WP Secretary General, Mr Pritam Singh, at the party’s press conference on Wednesday, justified the party’s inaction due to the lack of corroborative evidence and the denials from the two former WP members about the affair.
However, the real question is not what was disclosed, but rather how it was uncovered so quickly. How was AsiaOne able to contact Wong and conduct as well as produce a video interview, all within less than a day of the video leak?
This is especially intriguing given that Wong decided to come forward only after being approached by several media outlets, suggesting he was passively sought out rather than actively reaching out to the media in response to the viral video.
The underlying question is, how did these outlets know to reach out to Wong and that he held information about the alleged affair?

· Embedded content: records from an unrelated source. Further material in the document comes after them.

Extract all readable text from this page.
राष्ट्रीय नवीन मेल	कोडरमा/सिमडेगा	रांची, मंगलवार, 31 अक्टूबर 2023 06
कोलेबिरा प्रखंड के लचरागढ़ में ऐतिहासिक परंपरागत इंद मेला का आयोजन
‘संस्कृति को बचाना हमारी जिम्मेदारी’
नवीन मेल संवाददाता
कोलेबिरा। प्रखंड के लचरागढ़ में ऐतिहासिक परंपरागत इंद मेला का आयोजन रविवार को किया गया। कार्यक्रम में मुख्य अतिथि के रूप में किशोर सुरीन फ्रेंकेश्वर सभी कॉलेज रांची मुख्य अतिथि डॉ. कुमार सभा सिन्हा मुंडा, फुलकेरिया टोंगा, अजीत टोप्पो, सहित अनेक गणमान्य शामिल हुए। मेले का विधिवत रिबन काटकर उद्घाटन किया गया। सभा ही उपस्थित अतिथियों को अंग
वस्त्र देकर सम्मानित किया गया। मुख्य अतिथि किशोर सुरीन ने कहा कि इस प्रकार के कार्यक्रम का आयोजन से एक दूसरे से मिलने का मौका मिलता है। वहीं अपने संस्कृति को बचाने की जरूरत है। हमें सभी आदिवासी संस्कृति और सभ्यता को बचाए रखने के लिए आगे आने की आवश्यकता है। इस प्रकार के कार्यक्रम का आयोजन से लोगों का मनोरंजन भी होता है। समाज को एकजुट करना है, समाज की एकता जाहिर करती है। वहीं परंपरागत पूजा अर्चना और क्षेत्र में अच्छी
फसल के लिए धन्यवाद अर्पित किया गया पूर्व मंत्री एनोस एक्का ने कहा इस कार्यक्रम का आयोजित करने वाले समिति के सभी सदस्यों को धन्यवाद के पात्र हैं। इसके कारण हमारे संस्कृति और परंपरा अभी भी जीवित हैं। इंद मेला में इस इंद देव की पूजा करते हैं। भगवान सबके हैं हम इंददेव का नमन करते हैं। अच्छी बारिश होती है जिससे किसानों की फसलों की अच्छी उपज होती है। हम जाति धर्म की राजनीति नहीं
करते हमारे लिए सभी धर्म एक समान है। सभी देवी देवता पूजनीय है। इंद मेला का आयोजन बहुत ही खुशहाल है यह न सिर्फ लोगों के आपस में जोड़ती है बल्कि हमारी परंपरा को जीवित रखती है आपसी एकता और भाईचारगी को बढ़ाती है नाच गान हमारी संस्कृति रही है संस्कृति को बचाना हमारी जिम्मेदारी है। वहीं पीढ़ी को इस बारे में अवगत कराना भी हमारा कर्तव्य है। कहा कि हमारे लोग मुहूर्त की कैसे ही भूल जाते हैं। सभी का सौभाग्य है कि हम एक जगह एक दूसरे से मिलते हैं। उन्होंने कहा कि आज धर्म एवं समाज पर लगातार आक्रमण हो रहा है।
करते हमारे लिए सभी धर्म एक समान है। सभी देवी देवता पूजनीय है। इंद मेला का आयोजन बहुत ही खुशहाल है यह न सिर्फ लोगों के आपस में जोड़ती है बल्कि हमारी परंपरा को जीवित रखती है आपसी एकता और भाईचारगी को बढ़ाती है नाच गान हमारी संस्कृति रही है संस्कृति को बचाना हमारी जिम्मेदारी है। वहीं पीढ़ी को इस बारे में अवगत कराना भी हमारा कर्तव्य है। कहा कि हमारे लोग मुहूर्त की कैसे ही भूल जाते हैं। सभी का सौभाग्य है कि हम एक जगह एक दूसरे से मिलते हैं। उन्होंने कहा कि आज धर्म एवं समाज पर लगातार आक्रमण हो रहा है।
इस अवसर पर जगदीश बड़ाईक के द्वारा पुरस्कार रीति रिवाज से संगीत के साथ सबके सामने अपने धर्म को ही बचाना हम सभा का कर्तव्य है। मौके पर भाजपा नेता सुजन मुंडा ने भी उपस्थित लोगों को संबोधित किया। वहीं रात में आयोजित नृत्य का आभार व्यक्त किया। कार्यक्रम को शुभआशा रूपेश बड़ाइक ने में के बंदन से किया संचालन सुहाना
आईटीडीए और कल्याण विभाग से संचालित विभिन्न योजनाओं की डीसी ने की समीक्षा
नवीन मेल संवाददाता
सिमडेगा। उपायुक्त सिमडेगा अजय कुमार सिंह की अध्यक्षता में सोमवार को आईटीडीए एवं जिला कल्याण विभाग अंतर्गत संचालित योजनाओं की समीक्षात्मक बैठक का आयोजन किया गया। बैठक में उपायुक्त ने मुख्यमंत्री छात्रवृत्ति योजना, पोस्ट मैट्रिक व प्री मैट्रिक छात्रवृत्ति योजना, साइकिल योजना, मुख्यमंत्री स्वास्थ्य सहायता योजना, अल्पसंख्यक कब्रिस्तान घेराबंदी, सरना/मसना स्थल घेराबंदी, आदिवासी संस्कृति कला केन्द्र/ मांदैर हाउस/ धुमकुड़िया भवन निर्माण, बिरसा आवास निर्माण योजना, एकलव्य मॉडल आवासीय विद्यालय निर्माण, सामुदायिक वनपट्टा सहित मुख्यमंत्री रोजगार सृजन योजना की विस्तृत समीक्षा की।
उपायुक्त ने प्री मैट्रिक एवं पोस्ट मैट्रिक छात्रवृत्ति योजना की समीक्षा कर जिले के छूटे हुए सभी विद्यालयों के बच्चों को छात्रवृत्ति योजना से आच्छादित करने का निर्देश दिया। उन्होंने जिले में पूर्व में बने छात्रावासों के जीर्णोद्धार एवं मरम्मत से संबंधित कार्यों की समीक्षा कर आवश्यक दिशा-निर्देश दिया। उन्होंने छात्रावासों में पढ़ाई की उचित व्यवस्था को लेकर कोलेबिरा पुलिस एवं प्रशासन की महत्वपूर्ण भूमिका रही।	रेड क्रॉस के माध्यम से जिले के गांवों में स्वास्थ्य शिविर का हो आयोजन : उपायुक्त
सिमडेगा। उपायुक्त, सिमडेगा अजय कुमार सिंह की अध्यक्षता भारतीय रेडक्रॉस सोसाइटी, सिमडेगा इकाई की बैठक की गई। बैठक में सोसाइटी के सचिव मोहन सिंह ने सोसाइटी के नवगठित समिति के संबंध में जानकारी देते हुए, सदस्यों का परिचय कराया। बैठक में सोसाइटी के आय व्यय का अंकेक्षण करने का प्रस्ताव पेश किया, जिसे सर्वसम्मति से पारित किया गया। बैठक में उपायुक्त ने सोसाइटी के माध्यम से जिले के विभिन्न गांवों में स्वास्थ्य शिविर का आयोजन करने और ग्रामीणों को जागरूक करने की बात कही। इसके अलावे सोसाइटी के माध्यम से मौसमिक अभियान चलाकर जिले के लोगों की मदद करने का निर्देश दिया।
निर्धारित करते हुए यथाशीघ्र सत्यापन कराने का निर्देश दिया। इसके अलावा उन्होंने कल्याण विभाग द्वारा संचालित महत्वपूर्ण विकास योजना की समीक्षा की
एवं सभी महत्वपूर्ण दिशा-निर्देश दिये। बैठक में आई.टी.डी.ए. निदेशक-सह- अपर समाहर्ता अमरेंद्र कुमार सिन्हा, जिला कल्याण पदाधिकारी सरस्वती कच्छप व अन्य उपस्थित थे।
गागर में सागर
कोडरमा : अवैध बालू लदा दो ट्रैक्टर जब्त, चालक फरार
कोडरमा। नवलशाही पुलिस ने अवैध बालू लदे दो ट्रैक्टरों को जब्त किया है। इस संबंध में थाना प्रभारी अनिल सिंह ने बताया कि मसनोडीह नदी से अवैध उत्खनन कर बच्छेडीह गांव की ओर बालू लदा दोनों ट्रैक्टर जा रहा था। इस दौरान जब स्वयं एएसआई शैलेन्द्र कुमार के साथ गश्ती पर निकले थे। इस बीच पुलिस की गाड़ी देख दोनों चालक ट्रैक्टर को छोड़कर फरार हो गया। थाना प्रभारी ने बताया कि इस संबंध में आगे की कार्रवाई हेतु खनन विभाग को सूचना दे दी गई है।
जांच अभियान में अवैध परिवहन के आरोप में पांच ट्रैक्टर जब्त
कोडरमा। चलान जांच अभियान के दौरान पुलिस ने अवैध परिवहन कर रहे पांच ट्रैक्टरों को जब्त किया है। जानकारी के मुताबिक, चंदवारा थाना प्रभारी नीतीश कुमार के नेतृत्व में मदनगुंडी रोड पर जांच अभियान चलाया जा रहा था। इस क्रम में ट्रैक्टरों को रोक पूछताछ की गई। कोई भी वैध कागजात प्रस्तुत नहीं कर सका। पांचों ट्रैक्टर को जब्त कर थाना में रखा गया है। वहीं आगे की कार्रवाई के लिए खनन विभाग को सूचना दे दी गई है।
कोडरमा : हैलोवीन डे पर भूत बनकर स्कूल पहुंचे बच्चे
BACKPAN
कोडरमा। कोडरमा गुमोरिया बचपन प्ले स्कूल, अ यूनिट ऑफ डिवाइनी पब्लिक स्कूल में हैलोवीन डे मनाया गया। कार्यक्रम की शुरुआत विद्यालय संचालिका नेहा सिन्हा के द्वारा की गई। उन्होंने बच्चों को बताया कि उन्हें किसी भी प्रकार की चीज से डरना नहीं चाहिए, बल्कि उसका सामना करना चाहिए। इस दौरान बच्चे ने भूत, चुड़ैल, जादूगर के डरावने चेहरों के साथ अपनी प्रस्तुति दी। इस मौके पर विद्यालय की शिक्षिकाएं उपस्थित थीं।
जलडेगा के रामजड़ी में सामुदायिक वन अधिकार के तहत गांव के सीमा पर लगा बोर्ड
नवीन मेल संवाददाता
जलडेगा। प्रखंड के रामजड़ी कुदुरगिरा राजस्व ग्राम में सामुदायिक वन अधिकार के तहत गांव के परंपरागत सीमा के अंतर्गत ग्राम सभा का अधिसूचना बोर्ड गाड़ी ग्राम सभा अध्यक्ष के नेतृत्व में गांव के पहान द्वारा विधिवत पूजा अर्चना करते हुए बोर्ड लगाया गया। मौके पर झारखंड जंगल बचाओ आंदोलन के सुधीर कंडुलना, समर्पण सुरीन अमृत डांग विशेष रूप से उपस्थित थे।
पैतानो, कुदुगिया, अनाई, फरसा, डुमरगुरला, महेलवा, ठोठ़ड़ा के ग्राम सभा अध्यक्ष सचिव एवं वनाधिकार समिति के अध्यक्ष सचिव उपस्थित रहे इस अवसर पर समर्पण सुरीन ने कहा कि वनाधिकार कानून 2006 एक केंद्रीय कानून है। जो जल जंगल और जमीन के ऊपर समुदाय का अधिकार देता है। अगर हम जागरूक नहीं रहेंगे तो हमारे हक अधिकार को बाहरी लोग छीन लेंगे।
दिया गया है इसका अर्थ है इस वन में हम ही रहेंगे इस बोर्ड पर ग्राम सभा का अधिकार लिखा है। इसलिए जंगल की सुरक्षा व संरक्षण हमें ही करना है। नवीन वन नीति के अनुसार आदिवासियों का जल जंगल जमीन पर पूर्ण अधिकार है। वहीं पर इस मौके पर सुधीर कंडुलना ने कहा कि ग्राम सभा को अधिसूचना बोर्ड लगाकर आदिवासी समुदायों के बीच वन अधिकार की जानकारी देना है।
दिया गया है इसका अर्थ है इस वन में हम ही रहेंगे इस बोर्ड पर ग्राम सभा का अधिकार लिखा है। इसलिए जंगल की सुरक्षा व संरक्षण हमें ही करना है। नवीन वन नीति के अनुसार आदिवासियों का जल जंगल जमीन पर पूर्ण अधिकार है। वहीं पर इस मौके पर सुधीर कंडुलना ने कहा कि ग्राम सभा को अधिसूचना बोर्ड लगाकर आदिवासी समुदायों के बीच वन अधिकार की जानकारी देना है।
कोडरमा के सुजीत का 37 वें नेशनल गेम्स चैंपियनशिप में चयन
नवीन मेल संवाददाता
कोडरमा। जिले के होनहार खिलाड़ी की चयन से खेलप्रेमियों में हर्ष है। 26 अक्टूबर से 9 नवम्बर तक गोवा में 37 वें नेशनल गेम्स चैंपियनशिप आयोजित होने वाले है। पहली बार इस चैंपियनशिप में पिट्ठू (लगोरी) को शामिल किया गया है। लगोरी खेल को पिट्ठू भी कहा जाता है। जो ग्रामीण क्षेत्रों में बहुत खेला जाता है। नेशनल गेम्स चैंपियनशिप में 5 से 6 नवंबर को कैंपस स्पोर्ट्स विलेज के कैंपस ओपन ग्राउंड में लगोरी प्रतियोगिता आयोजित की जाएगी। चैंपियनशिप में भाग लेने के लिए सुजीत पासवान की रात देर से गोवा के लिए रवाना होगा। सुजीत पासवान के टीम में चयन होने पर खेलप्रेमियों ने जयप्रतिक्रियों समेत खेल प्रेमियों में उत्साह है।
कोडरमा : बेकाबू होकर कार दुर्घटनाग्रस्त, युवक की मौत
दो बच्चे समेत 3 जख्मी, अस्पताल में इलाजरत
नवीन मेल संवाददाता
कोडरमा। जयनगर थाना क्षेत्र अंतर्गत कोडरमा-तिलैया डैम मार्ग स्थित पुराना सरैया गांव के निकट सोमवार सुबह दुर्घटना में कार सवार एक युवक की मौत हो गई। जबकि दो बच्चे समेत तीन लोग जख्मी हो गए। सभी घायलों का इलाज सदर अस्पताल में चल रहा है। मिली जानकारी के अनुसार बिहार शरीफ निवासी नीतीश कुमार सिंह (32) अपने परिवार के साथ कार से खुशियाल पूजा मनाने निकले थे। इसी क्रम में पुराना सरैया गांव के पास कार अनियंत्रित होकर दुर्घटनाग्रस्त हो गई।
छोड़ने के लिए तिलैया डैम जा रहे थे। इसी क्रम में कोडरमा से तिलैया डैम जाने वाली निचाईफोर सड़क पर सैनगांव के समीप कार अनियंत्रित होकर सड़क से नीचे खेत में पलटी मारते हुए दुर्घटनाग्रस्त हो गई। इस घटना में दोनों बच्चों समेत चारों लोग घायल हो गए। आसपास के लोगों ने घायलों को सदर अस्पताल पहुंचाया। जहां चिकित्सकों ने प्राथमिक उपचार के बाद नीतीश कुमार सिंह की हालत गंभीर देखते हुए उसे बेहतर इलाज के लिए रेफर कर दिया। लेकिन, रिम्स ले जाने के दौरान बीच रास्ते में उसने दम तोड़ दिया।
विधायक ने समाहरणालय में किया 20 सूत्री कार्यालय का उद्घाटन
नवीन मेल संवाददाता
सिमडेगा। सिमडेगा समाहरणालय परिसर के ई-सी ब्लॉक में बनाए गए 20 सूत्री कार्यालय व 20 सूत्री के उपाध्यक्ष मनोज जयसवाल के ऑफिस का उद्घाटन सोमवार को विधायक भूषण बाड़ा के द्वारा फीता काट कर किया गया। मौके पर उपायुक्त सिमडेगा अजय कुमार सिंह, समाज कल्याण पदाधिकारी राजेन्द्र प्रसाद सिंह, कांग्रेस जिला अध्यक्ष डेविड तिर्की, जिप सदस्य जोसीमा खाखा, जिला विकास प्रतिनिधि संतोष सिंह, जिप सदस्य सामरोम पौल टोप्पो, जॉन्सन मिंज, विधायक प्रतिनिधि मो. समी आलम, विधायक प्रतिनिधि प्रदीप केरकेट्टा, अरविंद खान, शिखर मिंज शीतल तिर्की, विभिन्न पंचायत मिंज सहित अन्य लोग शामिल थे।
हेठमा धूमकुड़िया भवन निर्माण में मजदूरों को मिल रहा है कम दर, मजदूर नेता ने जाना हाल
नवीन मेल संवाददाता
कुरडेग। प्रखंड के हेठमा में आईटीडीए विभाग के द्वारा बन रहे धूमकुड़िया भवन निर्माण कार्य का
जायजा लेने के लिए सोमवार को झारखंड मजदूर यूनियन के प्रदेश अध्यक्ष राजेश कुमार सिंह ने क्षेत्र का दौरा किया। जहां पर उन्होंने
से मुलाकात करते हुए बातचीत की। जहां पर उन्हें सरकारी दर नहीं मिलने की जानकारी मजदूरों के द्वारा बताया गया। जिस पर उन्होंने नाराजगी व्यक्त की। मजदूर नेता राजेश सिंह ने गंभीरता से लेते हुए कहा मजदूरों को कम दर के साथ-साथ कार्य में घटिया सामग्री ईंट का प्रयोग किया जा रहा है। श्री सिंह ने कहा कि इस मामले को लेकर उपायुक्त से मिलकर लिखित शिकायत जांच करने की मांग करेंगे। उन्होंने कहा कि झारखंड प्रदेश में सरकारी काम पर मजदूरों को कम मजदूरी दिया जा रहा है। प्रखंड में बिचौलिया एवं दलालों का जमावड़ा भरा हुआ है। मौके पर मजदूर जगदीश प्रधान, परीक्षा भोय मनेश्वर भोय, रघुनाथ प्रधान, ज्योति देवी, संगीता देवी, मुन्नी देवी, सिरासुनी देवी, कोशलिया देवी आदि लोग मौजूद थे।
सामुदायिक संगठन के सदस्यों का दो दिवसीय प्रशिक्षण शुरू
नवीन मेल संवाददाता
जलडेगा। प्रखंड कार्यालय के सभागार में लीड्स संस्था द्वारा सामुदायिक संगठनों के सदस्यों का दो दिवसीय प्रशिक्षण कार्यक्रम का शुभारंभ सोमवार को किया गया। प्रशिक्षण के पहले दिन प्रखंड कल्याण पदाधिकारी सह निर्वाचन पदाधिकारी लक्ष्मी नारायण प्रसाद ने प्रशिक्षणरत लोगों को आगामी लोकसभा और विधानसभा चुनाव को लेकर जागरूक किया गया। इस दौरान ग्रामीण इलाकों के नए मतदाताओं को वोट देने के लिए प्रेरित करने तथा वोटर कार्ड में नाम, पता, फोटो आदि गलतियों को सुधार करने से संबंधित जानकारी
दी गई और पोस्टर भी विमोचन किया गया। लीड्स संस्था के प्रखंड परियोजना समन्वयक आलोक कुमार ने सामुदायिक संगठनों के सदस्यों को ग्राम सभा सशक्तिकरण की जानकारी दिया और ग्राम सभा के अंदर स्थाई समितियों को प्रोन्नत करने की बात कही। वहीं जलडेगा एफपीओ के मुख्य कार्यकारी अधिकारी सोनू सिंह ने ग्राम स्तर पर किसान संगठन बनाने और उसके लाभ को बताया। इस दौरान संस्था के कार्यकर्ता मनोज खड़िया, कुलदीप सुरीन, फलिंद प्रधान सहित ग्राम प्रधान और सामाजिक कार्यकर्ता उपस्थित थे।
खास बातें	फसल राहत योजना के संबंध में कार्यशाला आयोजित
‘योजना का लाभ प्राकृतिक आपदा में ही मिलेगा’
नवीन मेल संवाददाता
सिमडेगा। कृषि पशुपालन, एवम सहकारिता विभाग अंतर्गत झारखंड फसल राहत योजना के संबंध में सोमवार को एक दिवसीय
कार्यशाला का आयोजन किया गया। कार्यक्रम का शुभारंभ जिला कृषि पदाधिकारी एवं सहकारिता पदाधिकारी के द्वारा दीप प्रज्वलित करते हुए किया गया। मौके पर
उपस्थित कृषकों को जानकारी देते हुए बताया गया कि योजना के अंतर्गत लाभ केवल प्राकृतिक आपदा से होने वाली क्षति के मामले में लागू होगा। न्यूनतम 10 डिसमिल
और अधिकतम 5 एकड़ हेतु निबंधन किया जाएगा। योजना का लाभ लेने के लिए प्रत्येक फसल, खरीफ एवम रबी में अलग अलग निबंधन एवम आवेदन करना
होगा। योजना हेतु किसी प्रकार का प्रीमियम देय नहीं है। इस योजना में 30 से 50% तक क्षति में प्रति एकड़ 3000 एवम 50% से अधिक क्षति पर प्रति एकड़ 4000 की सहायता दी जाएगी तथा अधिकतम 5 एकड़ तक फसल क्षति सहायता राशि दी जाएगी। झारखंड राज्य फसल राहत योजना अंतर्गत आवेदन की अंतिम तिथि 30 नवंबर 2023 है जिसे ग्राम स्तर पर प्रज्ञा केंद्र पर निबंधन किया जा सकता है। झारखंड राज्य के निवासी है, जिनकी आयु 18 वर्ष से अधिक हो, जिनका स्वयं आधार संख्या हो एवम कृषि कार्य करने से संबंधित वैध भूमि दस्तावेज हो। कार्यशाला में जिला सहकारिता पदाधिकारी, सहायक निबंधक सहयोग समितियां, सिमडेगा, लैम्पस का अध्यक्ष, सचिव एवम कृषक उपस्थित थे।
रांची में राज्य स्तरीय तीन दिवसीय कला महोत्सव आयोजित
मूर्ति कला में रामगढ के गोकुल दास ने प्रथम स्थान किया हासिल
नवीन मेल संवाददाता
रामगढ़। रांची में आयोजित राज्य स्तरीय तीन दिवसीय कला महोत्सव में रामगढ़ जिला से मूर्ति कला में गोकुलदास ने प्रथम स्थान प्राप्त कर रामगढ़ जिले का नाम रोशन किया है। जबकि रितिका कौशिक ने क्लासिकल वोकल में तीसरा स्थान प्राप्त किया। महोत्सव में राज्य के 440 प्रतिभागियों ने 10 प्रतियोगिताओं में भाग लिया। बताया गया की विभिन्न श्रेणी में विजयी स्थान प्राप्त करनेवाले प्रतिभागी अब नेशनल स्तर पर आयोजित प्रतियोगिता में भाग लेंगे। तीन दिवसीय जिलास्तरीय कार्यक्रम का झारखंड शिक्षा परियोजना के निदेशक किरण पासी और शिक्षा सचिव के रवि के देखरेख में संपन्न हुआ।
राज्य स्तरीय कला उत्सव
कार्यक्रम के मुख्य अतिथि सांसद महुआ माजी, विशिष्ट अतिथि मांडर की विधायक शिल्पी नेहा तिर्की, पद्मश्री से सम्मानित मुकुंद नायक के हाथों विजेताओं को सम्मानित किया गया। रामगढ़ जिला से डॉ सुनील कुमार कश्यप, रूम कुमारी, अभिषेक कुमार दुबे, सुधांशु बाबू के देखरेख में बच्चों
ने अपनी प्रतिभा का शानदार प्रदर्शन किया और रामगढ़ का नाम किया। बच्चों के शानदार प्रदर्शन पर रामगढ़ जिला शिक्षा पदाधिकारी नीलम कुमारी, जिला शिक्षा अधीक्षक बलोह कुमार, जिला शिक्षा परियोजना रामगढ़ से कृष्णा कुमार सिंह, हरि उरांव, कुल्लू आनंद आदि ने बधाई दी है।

Upon digging deeper, TOC uncovered a potential connection that could possibly explain AsiaOne’s prompt reporting.
According to sources, an employee of AsiaOne named Edmund Chua, who is not a journalist but heads AsiaOne’s Consumer Insights and Analytics Office, had been in contact with Wong for over a year.
When contacted, AsiaOne initially denied any involvement of Chua in the story or in their editorial operations. Moreover, AsiaOne asserted that Chua had not been, nor was he currently, in contact with the driver when TOC reached out, albeit with a misspelt name.
However, when queried again with the correct name of the driver, AsiaOne chose not to respond further.
Chua’s background is also noteworthy: he was an employee in the Prime Minister’s office for close to five years until 2019 and has been a Data Analyst for Chong Pang Grassroots Organizations since 2008 – an entity headed by Minister for Home Affairs and Law, Mr K Shanmugam.
While this may all be a simple coincidence, one cannot help but draw parallels between the swift publication of the video and AsiaOne’s quick access to Wong. This uncanny timing inevitably leads to questions about the extent of this coincidence and the potential involvement of other parties.
Equally baffling is the origin of the leaked video, which Wong denied knowledge of. Given the secretive nature of the affair between two public figures, it’s hard to conceive that the video could have been captured without the use of a spy camera. If this is the case, who planted it, and how did they know to place it precisely where the two WP members would be dining?
The tailing and use of spy cameras by private investigators against Members of Parliament are explicitly disallowed in Singapore, suggesting the dated footage – some say back in 2020 or 2021 – may have come from someone with authority within the establishment.
Adding to the intrigue, the leaked video was made public on the same day that People’s Action Party (PAP) announced the resignations of its two MPs, Tan Chuan Jin and Cheng Li Hui – similarly over an affair between the two.
Furthermore, Minister K Shanmugam decided to pay a visit to AsiaOne’s new office just days before the leaked video emerged, and AsiaOne reported on the visit on the same day the video was leaked.
When questioned by a member of the press about the video’s timing and its relation to the subsequent resignations, Mr Singh responded cautiously.
“I don’t want to encourage speculative statements in public from any of my party members, and I would be very concerned if we went down that road,” he told the reporter from Rice Media.
“But I think the fact that you’re asking the question suggests it’s on your mind, and I think you’re not wrong,” he added.
“I think it’s on a lot of people’s minds, but I leave you to draw your own conclusions, on… this ‘uncanny coincidence’ vis-a-vis timing.”
While all of these questions might only lead to speculation, the rapid succession of events and the intricate web of connections surrounding this scandal cannot be overlooked.
Update: Minister Shanmugam has clarified that the visit to AsiaOne was made on 3 June.
Clarification: PAP knew about Tan Chuan Jin’s affair in 2020.